Over the weekend, many newspapers ran an Associated Press story by religion correspondent Rachel Zoll, about the emerging conflicts between same-sex marriage and religious freedom—such as are exemplified in the unfortunate decision last week by the New Mexico supreme court in Elane Photography v. Willock . I was among the sources for Zoll’s article, which was quite well done—I certainly have no complaints, as I was paraphrased accurately, quoted (I think) to good effect, and nothing was either taken out of its original context or placed into a new one that would cast my views in a bad light. In short, I’d like to thank Rachel Zoll for some good reporting here.
Still, when one (inevitably) says more than a reporter can use, one wishes, well, that more had been used. I answered Zoll’s questions by e-mail over a month ago, and just for the record (and because two can be journalists in a case like this), I reproduce those questions and answers in full here. Zoll had read an essay I published at Public Discourse in June, and this provided the backdrop to her questions.
Zoll : Would it be accurate to summarize your argument this way: that the only sound way to protect religious freedom is by defending traditional marriage?Franck : I think it is the only safe bet for religious freedom. One can imagine it is logically possible for same-sex marriage to be established, while those who believe it is not marriage are fully protected in their religious freedom to act on that belief. But there are scores of millions of Americans who would choose not to recognize same-sex marriage as the real thing, if they were fully free to choose, as employers, educators, landlords, providers of goods and services, social service providers, and so on. Full protection of such freedom would create such a honeycomb of recognition here, but not there that advocates of same-sex marriage would find it intolerable. So far all signs are that those advocates will not tolerate such deviations from the new normal they wish to create. This is why robust religious freedom protections have regularly failed almost completely when state legislatures have enacted same-sex marriage laws. For same-sex marriage advocates, victory means a new moral consensus, which seems more important to them than other peoples consciences.

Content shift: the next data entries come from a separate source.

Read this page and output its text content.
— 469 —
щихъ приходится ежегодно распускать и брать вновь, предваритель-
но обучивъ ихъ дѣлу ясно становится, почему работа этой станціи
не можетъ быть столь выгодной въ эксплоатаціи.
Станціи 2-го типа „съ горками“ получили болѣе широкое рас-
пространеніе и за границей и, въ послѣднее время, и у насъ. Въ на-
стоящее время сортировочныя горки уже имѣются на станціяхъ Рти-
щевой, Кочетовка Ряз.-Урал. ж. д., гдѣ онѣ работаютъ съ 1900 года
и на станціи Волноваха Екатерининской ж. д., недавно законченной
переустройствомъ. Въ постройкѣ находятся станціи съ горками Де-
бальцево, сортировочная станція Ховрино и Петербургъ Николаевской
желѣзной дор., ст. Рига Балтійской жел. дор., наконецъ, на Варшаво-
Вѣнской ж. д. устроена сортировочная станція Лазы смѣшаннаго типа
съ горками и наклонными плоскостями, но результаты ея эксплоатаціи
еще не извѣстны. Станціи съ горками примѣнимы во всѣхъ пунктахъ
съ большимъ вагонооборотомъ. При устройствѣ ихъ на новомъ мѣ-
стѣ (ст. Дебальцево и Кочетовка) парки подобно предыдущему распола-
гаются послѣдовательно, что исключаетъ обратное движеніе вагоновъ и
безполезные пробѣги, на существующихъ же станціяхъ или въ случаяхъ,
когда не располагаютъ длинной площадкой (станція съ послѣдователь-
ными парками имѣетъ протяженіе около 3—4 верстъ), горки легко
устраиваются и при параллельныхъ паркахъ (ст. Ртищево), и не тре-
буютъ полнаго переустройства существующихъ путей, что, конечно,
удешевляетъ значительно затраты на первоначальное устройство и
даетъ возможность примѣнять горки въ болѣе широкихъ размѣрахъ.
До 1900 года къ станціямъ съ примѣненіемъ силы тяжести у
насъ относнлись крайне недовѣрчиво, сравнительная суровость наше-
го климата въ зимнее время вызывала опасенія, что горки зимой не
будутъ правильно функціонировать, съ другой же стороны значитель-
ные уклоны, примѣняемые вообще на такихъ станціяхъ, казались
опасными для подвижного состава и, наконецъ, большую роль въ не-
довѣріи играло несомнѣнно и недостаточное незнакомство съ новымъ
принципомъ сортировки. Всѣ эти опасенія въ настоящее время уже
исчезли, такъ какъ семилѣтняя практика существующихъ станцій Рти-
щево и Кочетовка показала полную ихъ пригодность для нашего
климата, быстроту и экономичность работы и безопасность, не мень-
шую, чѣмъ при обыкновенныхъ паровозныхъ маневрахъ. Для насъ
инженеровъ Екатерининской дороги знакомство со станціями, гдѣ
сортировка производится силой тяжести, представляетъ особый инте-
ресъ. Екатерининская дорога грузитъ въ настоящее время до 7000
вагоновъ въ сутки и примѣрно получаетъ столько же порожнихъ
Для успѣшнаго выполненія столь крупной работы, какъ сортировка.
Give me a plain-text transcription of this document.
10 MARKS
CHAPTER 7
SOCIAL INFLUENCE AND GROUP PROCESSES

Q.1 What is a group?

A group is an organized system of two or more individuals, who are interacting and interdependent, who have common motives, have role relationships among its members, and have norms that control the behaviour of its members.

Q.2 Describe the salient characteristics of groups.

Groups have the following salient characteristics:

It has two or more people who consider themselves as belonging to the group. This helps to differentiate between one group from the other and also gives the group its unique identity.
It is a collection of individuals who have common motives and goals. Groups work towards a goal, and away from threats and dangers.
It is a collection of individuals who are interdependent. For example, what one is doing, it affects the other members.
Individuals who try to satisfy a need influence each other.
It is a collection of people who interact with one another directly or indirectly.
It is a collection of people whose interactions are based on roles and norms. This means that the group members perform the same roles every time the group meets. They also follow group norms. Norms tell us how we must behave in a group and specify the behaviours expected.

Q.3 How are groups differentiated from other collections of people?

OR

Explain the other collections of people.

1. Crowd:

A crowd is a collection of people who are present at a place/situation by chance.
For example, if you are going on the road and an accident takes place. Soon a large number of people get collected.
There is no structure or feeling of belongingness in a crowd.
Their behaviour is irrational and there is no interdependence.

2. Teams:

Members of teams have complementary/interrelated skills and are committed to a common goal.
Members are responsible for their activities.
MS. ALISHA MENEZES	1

Zoll : In your view, are the scholars you mentioned in your article [Robin Fretwell Wilson and Douglas Laycock, both also interviewed by Zoll for this AP article.—MF] undermining efforts to uphold one man-one woman marriage by focusing on exemptions for religious groups as a way to protect religious freedom?
Franck : I am sure the scholars I mentioned mean well. In some cases, however, it might encourage a wavering legislator to vote for same-sex marriage if he or she is concerned about religious freedom and is persuaded that some token or partial protection of it makes that vote easier to cast. And if only religious groups are given protection, we are a long way from full, robust protection for religious conscience, which belongs to everyone who can be a moral agent: individuals, groups, churches, ministries, nonprofit-sector corporations, and for-profit corporations too (as in the case of Hobby Lobby in the HHS mandate controversy).
Zoll : In your view, is there any value for faith groups to pursuing religious exemptions as a stand-alone effort—meaning independent from defending marriage?
Franck : In my view, such efforts are a rearguard action retreating from a field one has surrendered. But we have not lost the fight for the truth about marriage, and surrendering the field is premature. I continue to hope that it will never finally be necessary, and I work to make that hope a reality.